- Kenny Lin, MD, MPH and Jennifer Middleton, MD, MPH
For the first time since we started putting together lists of the year's most-read posts, three guest posts made the 2017 list, including the top two. We welcome submissions of guest posts from readers on topics of interest to family physicians; please send inquiries and submissions to Kenneth.Lin@georgetown.edu.
1. Guest Post: I have a new patient (January 3) - 1952 page views
I realize, again, that sometimes we family physicians are called to comfort and not cure. I see how filling her remaining days by helping others continues to bring her a sense of purpose. I have learned a great deal from her in a short time and am grateful that I accepted a new patient.
2. Guest Post: On the front lines of the opioid epidemic (February 21) - 1843 page views
We decided to stop prescribing opioids for chronic pain management. All patients were reassessed and alternatives were chosen to manage pain. So many negative stories started with “A doctor prescribed these medications, so I thought they were okay.” Going forward, prevention, identifying those at risk, and asking questions about abuse is our focus.
3. What's in a name? Obesity, ABCD, and prediabetes (January 10) - 1558 page views
For all its limitations, obesity is a diagnosis with well-established clinical utility. It is less clear how many patients have been helped (or harmed) by being diagnosed with prediabetes. With more study, adiposity-based chronic disease might someday become a useful term, but the current case for more widespread use is unconvincing.

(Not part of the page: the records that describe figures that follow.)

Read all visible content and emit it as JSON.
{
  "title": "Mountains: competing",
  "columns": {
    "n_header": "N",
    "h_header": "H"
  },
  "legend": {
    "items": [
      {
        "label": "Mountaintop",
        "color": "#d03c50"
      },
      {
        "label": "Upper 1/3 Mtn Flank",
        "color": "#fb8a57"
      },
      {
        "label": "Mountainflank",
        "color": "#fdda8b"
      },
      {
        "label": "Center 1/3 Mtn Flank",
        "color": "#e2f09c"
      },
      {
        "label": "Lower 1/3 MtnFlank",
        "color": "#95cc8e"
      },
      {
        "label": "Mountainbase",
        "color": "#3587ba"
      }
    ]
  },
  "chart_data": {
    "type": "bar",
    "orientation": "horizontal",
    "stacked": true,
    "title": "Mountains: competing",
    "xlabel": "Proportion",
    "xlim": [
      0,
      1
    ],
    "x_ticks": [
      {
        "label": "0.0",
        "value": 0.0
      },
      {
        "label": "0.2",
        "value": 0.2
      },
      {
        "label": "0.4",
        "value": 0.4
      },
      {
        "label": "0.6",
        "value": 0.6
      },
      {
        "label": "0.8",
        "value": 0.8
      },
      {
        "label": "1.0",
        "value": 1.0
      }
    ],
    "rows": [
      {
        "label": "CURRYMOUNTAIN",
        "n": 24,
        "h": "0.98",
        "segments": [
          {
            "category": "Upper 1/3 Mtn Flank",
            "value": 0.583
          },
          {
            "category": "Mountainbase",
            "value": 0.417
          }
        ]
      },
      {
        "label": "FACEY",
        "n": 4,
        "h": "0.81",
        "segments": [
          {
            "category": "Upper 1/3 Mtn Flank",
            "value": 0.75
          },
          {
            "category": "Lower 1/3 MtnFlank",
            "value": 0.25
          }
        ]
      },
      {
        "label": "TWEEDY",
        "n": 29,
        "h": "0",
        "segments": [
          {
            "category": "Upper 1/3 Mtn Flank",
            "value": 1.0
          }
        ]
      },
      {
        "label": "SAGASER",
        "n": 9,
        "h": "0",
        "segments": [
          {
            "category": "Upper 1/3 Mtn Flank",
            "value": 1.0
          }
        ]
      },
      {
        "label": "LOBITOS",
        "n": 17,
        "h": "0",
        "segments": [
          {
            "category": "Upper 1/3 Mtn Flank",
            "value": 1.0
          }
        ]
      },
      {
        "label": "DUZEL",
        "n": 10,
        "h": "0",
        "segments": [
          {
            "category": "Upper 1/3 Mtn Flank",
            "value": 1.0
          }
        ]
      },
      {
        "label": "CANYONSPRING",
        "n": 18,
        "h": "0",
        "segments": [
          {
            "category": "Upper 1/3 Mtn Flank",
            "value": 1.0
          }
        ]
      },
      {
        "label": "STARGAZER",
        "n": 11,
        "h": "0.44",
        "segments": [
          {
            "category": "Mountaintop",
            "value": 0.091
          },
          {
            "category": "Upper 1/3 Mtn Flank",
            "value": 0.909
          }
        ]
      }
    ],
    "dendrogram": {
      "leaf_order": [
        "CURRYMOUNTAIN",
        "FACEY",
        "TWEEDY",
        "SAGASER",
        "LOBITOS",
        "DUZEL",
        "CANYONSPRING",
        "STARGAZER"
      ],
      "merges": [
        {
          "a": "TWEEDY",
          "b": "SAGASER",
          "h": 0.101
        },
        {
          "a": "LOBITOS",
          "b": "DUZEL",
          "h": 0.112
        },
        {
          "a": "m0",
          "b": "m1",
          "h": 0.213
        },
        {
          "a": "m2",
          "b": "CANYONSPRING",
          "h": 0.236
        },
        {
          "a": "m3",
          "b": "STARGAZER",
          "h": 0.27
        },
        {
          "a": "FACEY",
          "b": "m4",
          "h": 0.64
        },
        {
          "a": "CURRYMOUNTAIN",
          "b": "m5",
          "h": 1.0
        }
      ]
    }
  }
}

4. The 2017 ACC/AHA Clinical Practice Guideline for High Blood Pressure (November 27) - 1281 page views
It's difficult to argue with this CPG's emphasis on nonpharmacologic treatment, ambulatory BP monitoring, team-based care, integration of QI efforts, and population health advocacy. Its new BP diagnosis definitions and treatment goals, however, may be more open to discussion, especially as no primary care societies were involved in their development.
5. Strategies to limit antibiotic resistance and overuse (June 26) - 1170 page views
According to a report from the Centers for Disease Control and Prevention (CDC), more than 2 million Americans become infected with antibiotic-resistant bacteria each year, leading directly to at least 23,000 deaths and contributing indirectly to thousands more.
6. Safety net doesn't shield patients from low-value care (April 17) - 1147 page views
The study authors found no consistent relationship between insurance status and quality measures, and they concluded that safety net physicians were just as likely as other physicians to provide low-value services.
7. After emergency contraception: what next? (January 21) - 1011 page views
Discussions about EC should include options for initiating a regular form of contraception along with information about ulipristal's effectiveness and possible interactions. Providing this information to women will allow them to choose both an EC method and a regular contraceptive method that best fit their priorities and wishes.
8. Simplifying treatment of acute asthma (March 27) - 978 page views
For the time being, we'll need to use patient-centered decision making to arrive at the best treatment plan for each patient with acute asthma, though it certainly seems reasonable to consider shorter durations of oral corticosteroids in uncomplicated pediatric and adult patients.
9. Guest post: innovating connections in family medicine (February 6) - 970 page views
While I delight in new technology that enhances our care for patients, some aspects of family medicine won’t change. Technology won’t change the reassuring words we can offer to a worried parent or acutely ill patient. It won’t alter the power of our receptive ears being present for a scared patient. And it definitely won’t replace the wisdom, laughs, perspectives, and connections we encounter with our patients each day.
10. Vaccines in the news: controversies & updated recommendations (February 15) - 970 page views
Countering anti-vaccine messages can feel challenging, but the best predictor of being vaccinated is still hearing a physician's recommendation to vaccinate. Arming ourselves with information and strategies can help our patients make informed choices about vaccination.